Just remember: keeping things passionate and interesting is a lot easier to do when you only see each other a few times a year. Comparing your current relationship to other relationships you're having (closer to home) is comparing apples to oranges.

Why don't you start off by reaching out for more contact, more often? By that I mean phone calls and emails and such. Perhaps even seeing him more often. Perhaps he'll be game, the relationship will get better, and things will move along. Or perhaps he'll only respond to your initiations rather than reaching out, or he'll say "er, that's not really my thing."

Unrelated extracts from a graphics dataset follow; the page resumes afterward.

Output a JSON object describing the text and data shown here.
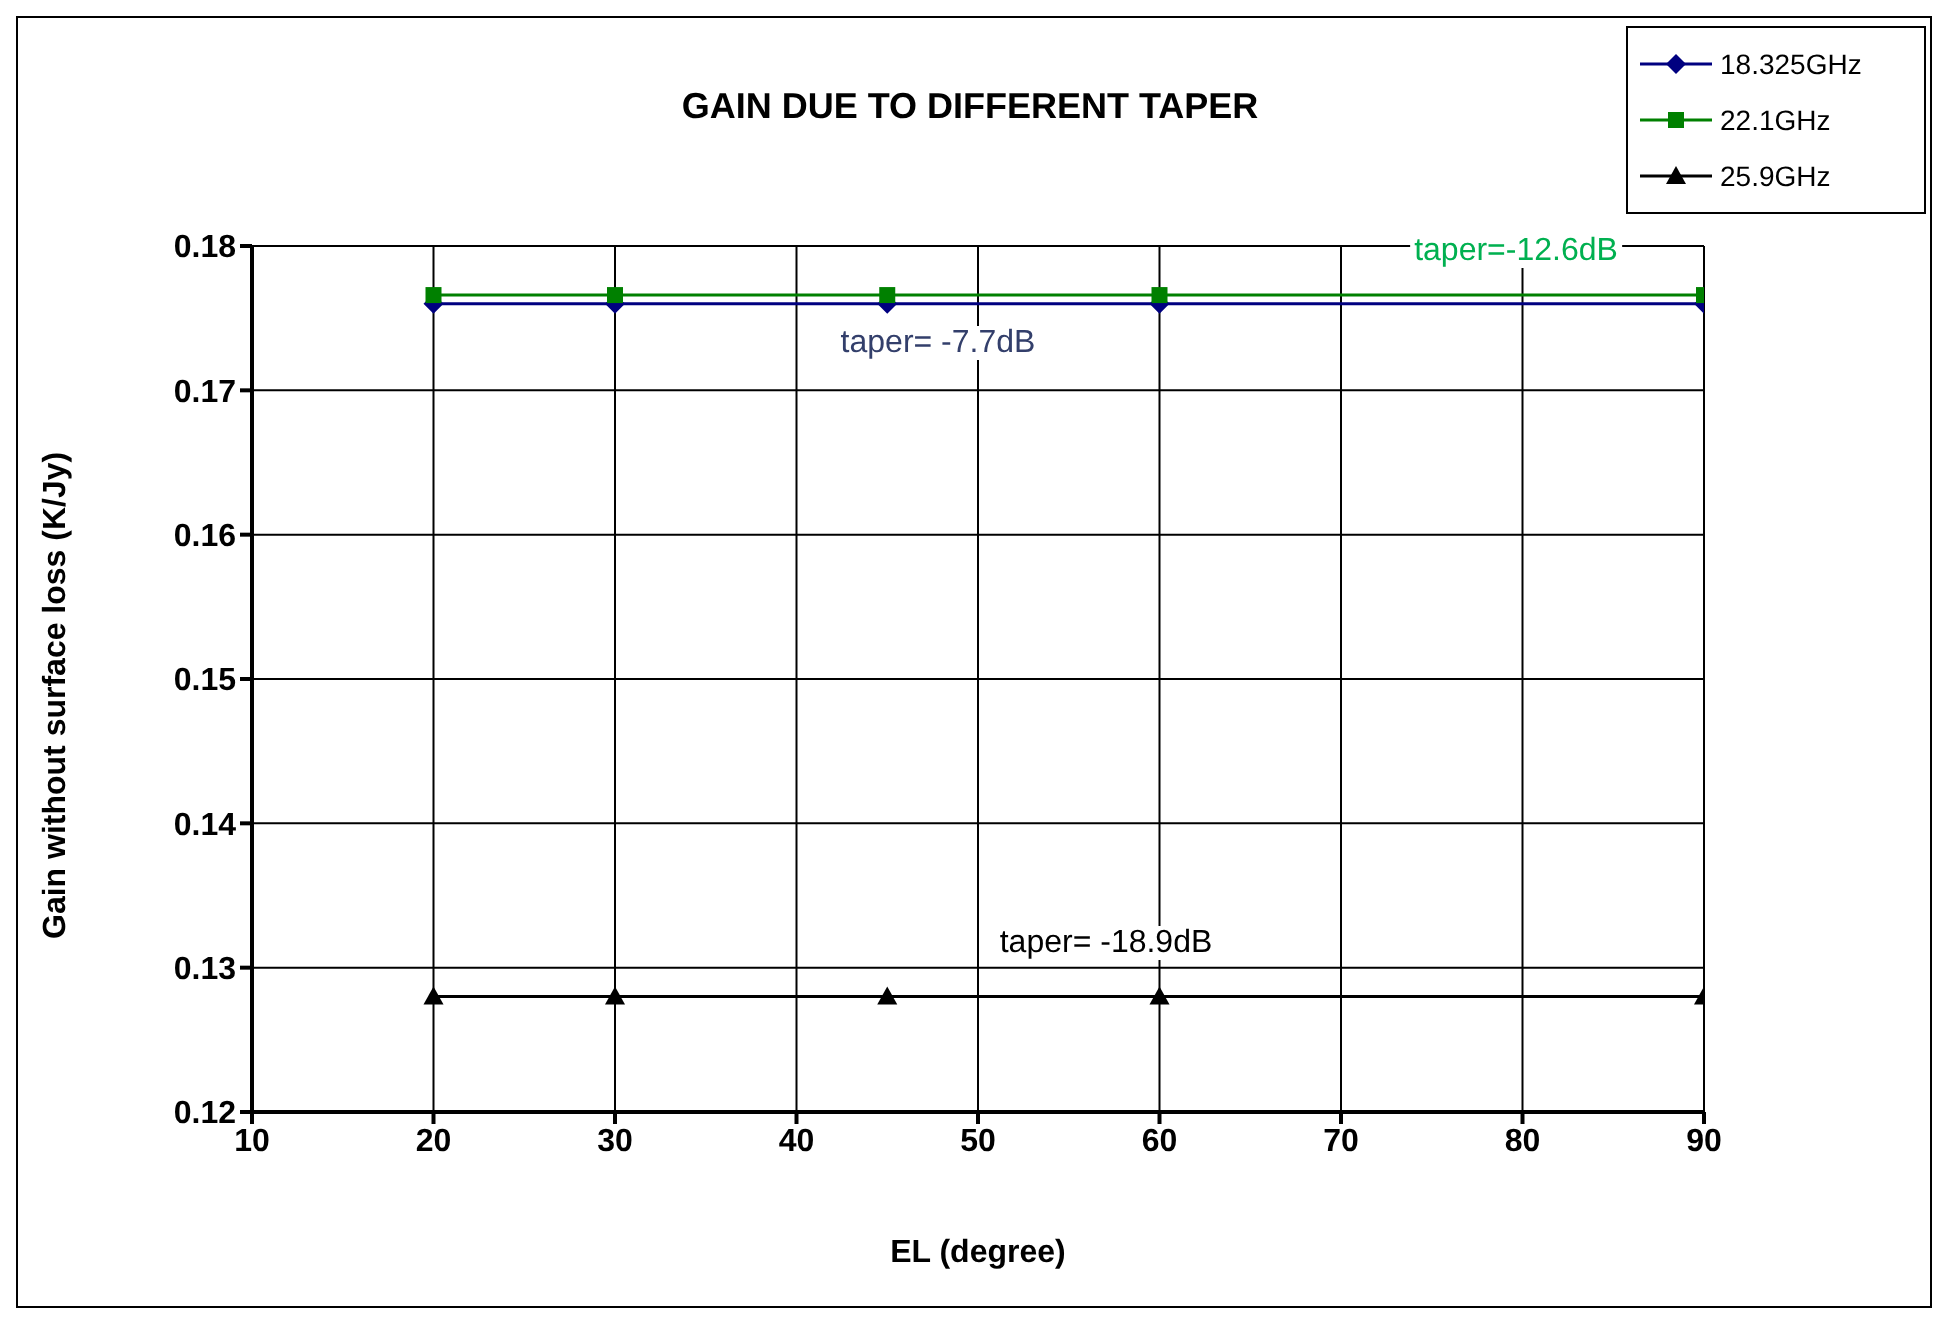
{
  "chart_data": {
    "type": "line",
    "title": "GAIN DUE TO DIFFERENT TAPER",
    "xlabel": "EL (degree)",
    "ylabel": "Gain without surface  loss (K/Jy)",
    "x": [
      20,
      30,
      45,
      60,
      90
    ],
    "series": [
      {
        "name": "18.325GHz",
        "color": "#000080",
        "marker": "diamond",
        "values": [
          0.176,
          0.176,
          0.176,
          0.176,
          0.176
        ]
      },
      {
        "name": "22.1GHz",
        "color": "#008000",
        "marker": "square",
        "values": [
          0.1766,
          0.1766,
          0.1766,
          0.1766,
          0.1766
        ]
      },
      {
        "name": "25.9GHz",
        "color": "#000000",
        "marker": "triangle",
        "values": [
          0.128,
          0.128,
          0.128,
          0.128,
          0.128
        ]
      }
    ],
    "annotations": [
      "taper= -7.7dB",
      "taper=-12.6dB",
      "taper= -18.9dB"
    ],
    "xlim": [
      10,
      90
    ],
    "xticks": [
      10,
      20,
      30,
      40,
      50,
      60,
      70,
      80,
      90
    ],
    "ylim": [
      0.12,
      0.18
    ],
    "yticks": [
      0.12,
      0.13,
      0.14,
      0.15,
      0.16,
      0.17,
      0.18
    ],
    "grid": true,
    "legend": "top right"
  }
}
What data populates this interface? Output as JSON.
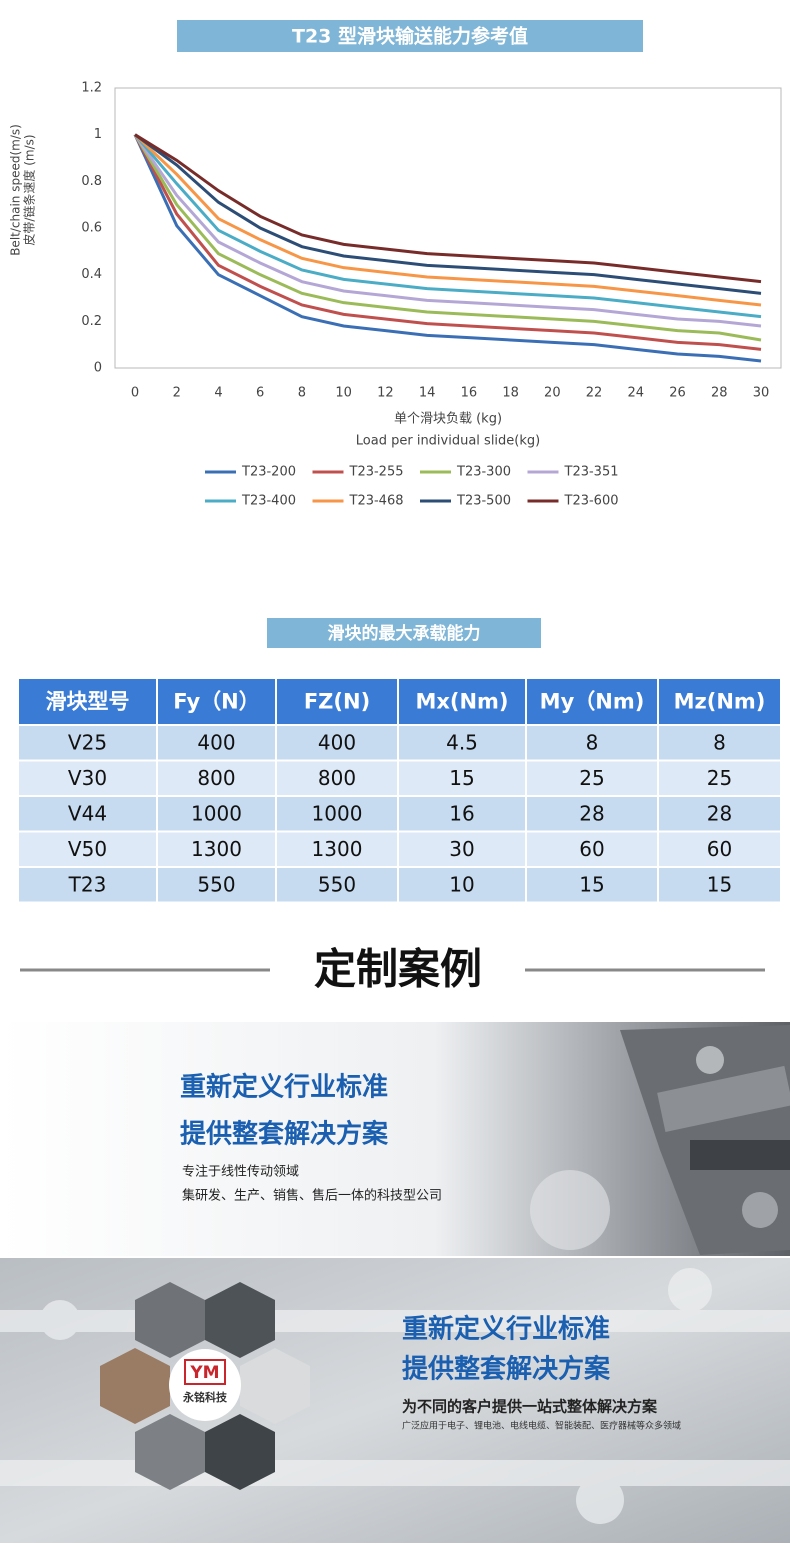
{
  "chart_data": {
    "type": "line",
    "title": "T23  型滑块输送能力参考值",
    "ylabel": [
      "皮带/链条速度 (m/s)",
      "Belt/chain speed(m/s)"
    ],
    "xlabel": [
      "单个滑块负载 (kg)",
      "Load per individual slide(kg)"
    ],
    "x": [
      0,
      2,
      4,
      6,
      8,
      10,
      12,
      14,
      16,
      18,
      20,
      22,
      24,
      26,
      28,
      30
    ],
    "xlim": [
      0,
      30
    ],
    "ylim": [
      0,
      1.2
    ],
    "xticks": [
      0,
      2,
      4,
      6,
      8,
      10,
      12,
      14,
      16,
      18,
      20,
      22,
      24,
      26,
      28,
      30
    ],
    "yticks": [
      0,
      0.2,
      0.4,
      0.6,
      0.8,
      1,
      1.2
    ],
    "grid": false,
    "legend": "bottom",
    "series": [
      {
        "name": "T23-200",
        "color": "#3a6fb5",
        "values": [
          1,
          0.61,
          0.4,
          0.31,
          0.22,
          0.18,
          0.16,
          0.14,
          0.13,
          0.12,
          0.11,
          0.1,
          0.08,
          0.06,
          0.05,
          0.03
        ]
      },
      {
        "name": "T23-255",
        "color": "#c0504d",
        "values": [
          1,
          0.66,
          0.44,
          0.35,
          0.27,
          0.23,
          0.21,
          0.19,
          0.18,
          0.17,
          0.16,
          0.15,
          0.13,
          0.11,
          0.1,
          0.08
        ]
      },
      {
        "name": "T23-300",
        "color": "#9bbb59",
        "values": [
          1,
          0.7,
          0.49,
          0.4,
          0.32,
          0.28,
          0.26,
          0.24,
          0.23,
          0.22,
          0.21,
          0.2,
          0.18,
          0.16,
          0.15,
          0.12
        ]
      },
      {
        "name": "T23-351",
        "color": "#b4a7d6",
        "values": [
          1,
          0.74,
          0.54,
          0.45,
          0.37,
          0.33,
          0.31,
          0.29,
          0.28,
          0.27,
          0.26,
          0.25,
          0.23,
          0.21,
          0.2,
          0.18
        ]
      },
      {
        "name": "T23-400",
        "color": "#4bacc6",
        "values": [
          1,
          0.79,
          0.59,
          0.5,
          0.42,
          0.38,
          0.36,
          0.34,
          0.33,
          0.32,
          0.31,
          0.3,
          0.28,
          0.26,
          0.24,
          0.22
        ]
      },
      {
        "name": "T23-468",
        "color": "#f79646",
        "values": [
          1,
          0.83,
          0.64,
          0.55,
          0.47,
          0.43,
          0.41,
          0.39,
          0.38,
          0.37,
          0.36,
          0.35,
          0.33,
          0.31,
          0.29,
          0.27
        ]
      },
      {
        "name": "T23-500",
        "color": "#2c4d75",
        "values": [
          1,
          0.87,
          0.71,
          0.6,
          0.52,
          0.48,
          0.46,
          0.44,
          0.43,
          0.42,
          0.41,
          0.4,
          0.38,
          0.36,
          0.34,
          0.32
        ]
      },
      {
        "name": "T23-600",
        "color": "#772c2a",
        "values": [
          1,
          0.89,
          0.76,
          0.65,
          0.57,
          0.53,
          0.51,
          0.49,
          0.48,
          0.47,
          0.46,
          0.45,
          0.43,
          0.41,
          0.39,
          0.37
        ]
      }
    ]
  },
  "table": {
    "title": "滑块的最大承载能力",
    "header": [
      "滑块型号",
      "Fy（N）",
      "FZ(N)",
      "Mx(Nm)",
      "My（Nm)",
      "Mz(Nm)"
    ],
    "rows": [
      [
        "V25",
        "400",
        "400",
        "4.5",
        "8",
        "8"
      ],
      [
        "V30",
        "800",
        "800",
        "15",
        "25",
        "25"
      ],
      [
        "V44",
        "1000",
        "1000",
        "16",
        "28",
        "28"
      ],
      [
        "V50",
        "1300",
        "1300",
        "30",
        "60",
        "60"
      ],
      [
        "T23",
        "550",
        "550",
        "10",
        "15",
        "15"
      ]
    ]
  },
  "cases": {
    "title": "定制案例",
    "banner1": {
      "headline": [
        "重新定义行业标准",
        "提供整套解决方案"
      ],
      "text": [
        "专注于线性传动领域",
        "集研发、生产、销售、售后一体的科技型公司"
      ]
    },
    "banner2": {
      "headline": [
        "重新定义行业标准",
        "提供整套解决方案"
      ],
      "text": "为不同的客户提供一站式整体解决方案",
      "note": "广泛应用于电子、锂电池、电线电缆、智能装配、医疗器械等众多领域",
      "logo_mark": "YM",
      "logo": "永铭科技"
    }
  }
}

Take a step. It doesn't have to be the step. See what happens.
posted by davejay at 2:03 PM on May 27, 2010 [2 favorites]


You don't know what he's feeling until you ask. You seem to be doing a lot of guessing about his feelings, which seems odd since you've gotten together several times a year. There's a chance he'll say that it's just a fling, but at least then you know.
posted by Wuggie Norple at 4:14 PM on May 27, 2010


Would you be okay with it if it turned out that he had similar relationships (online, long-distance, passionate) going on with other women, too? Or if he had someone else he was seeing in his home state?

Please think about that carefully before moving ahead and asking him for more. And then, go ahead and ask for exactly what you want, because communication is the key to making this happen if it ever will.

And I think you should sound this out before you consider moving to the West Coast next year, especially if your relationship with him is one of your prime motivations for moving in addition to your career aspirations. Because I sense your heart would be broken if you moved out there and only then determined he was married/involved with other people too.

Just be prepared to lose what you have now if you ask for more, because given your relationship status now, this is a huge gamble. Only you can decide if you want to roll the dice.